Muleki se movió en el asiento a mi lado, buscando una mejor posición para dormir. Mirarlo me reconfirmó la pérdida de mi normalidad. Era real. Los gadiantones eran reales. Mi única esperanza era ayudar a Muleki a encontrar su misteriosa espada lo más pronto posible. Entonces podría volver a casa, y las piezas de mi mundo podrían volver a encajar.

Pasé por Heritage Halls y ayudé a mi hermana a llevar su equipaje a su apartamento. Cuando Jenny y yo regresamos al coche, Parley había lanzado su bolso al maletero de su propio vehículo y ya se marchaba. Jen le agitó la mano despidiéndose, como si nada hubiera pasado entre ellos, aunque yo estaba seguro de que nunca volverían a hablarse.

Luego mi hermana tomó la mano de Muleki y le dijo cuánto placer había sido conocerlo, que esperaba tuviera un viaje seguro a Oregón, y que deseaba que se mantuvieran en contacto. En ese momento le admití a Jen que Muleki no tomaría el autobús de las siete de la mañana a Portland, sino que se quedaría conmigo, al menos un par de días. A Jenny le resultó difícil ocultar su entusiasmo.

Durante el corto trayecto a King’s Court Arms, decidí advertirle a Muleki lo obvio.
—“Ella realmente gusta de ti” —le dije—. “Nunca la había visto perseguir a alguien con tanta insistencia.”

—“Es muy hermosa” —admitió Muleki—. “Pero me temo que no hay lugar en mi corazón para una mujer en este momento.”

Y con eso se dio por terminado el asunto.

Mi apartamento estaba vacío y silencioso. A mi alrededor había recordatorios de que estaba en casa. Lars había dejado un buen montón de platos con moho en el fregadero. La puerta de Andrew estaba cerrada con candado, y el número especial de trajes de baño de Sports Illustrated de Benny yacía abierto en el suelo de la sala. Lo empujé debajo del sofá antes de que Muleki pudiera notarlo.

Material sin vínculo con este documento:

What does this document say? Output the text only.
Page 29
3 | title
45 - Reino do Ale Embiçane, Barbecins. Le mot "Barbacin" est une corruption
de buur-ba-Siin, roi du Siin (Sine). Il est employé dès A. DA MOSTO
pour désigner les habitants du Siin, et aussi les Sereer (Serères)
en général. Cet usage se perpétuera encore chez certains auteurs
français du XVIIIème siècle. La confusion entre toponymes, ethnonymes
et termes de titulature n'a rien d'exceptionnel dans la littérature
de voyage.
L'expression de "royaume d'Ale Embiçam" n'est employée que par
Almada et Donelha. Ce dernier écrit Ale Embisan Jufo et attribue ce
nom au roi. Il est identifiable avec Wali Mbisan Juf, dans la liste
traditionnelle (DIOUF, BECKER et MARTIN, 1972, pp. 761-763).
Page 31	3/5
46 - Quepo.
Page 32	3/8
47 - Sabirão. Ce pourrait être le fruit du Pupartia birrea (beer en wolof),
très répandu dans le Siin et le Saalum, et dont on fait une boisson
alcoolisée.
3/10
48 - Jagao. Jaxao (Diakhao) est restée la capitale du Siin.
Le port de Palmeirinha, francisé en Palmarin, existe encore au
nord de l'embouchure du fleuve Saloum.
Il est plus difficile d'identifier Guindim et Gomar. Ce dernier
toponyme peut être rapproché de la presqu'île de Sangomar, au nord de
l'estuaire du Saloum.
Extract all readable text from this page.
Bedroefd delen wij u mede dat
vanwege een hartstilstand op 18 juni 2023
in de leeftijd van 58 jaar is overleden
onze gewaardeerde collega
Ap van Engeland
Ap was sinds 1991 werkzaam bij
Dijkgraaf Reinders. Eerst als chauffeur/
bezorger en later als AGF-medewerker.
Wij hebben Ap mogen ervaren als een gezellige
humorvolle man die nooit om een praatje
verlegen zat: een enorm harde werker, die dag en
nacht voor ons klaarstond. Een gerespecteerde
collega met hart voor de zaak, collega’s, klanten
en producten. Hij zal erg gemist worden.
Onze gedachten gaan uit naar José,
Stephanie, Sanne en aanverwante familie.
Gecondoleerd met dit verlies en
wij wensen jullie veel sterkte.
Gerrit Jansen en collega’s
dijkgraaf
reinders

Después subí la calefacción y le dije a Muleki que podía dormir en la cama de Benny esa noche. Mañana mis compañeros regresarían, y él tendría que dormir en el suelo, en mi saco de dormir.

—“La iglesia empieza a las once” —le dije, y me retiré a mi habitación.

Por supuesto, durante la noche, mi hombre antiguo regresó, todavía de pie detrás del tronco marcado por un rayo en medio de ese diminuto grupo de árboles. Todavía llamándome hacia adelante, siempre hacia adelante.